John Masters served in the New Zealand Army for 27 years. He saw active service in Malaya, Borneo and Vietnam. He then worked tirelessly for his fellow veterans and their families..

Borneo – Immediate Award of the Military Cross

In 1965, whilst seconded to an artillery unit serving in Borneo, John Masters was awarded an immediate Military Cross for rescuing a wounded Gurkha Warrant Officer, Hariprasad Gurung, whilst under heavy fire from Indonesian soldiers. Having removed him from the scene of the battle, John treated Hariprasad’s wounds as best he could. By this time they had become separated from the rest of their unit. With John supporting Hariprasad the two of them moved slowly through the jungle in an attempt to return to base many kilometres away.

After a short time Hariprasad was unable to manage the journey any longer so John carried him for the rest of the afternoon and tended to his wounds throughout the night. The next morning they set off again but had to stop after about 400 metres when it became obvious they were not going to make it, Hariprasad was already seized with shock and John estimated they still had some 6000 metres of jungle to traverse before reaching base.
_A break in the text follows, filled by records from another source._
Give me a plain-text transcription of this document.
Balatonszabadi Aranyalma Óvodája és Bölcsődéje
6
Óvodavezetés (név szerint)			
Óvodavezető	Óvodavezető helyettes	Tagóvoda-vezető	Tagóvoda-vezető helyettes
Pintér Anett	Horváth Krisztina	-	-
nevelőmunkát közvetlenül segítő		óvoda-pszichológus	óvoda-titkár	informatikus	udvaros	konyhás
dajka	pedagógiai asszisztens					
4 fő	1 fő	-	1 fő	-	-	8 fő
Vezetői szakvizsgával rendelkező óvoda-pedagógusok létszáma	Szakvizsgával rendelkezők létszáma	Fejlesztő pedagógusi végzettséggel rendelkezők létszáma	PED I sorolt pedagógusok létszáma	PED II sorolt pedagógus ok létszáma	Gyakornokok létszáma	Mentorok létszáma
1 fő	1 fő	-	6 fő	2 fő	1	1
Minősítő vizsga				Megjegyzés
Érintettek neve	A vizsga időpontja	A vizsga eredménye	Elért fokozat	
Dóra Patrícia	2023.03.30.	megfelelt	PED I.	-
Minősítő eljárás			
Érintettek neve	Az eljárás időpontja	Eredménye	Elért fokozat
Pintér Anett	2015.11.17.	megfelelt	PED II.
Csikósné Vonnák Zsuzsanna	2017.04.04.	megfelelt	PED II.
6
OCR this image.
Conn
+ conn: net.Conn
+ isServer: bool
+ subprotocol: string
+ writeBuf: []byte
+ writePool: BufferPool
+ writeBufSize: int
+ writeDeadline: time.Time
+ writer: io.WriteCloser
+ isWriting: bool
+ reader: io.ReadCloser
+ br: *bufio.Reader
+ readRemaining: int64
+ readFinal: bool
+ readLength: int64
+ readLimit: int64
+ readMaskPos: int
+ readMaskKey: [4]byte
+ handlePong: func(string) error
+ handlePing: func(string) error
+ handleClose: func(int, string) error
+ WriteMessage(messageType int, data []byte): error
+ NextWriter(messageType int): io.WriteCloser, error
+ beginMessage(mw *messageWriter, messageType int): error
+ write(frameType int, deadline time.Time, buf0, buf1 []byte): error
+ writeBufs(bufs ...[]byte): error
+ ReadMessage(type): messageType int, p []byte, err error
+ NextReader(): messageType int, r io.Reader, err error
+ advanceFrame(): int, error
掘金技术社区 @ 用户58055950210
John placed Hariprasad near a substantial land mark, an enormous Banyan tree, gave him all his food and three of their four water bottles and set out alone on the long, difficult trek back to the Gurkha base. John eventually reached the base, had some soup and within an hour he had changed clothes, collected new equipment and in spite of having a severe temperature he led a rescue party back to Hariprasad. Some fifty hours after John had left Hariprasad in the jungle, the Gurkha trackers found him, barely breathing and in deep shock. Hariprasad was evacuated by helicopter. However, due to deteriorating weather John, suffering from the ordeal himself, had to walk back to base with the rest of the party.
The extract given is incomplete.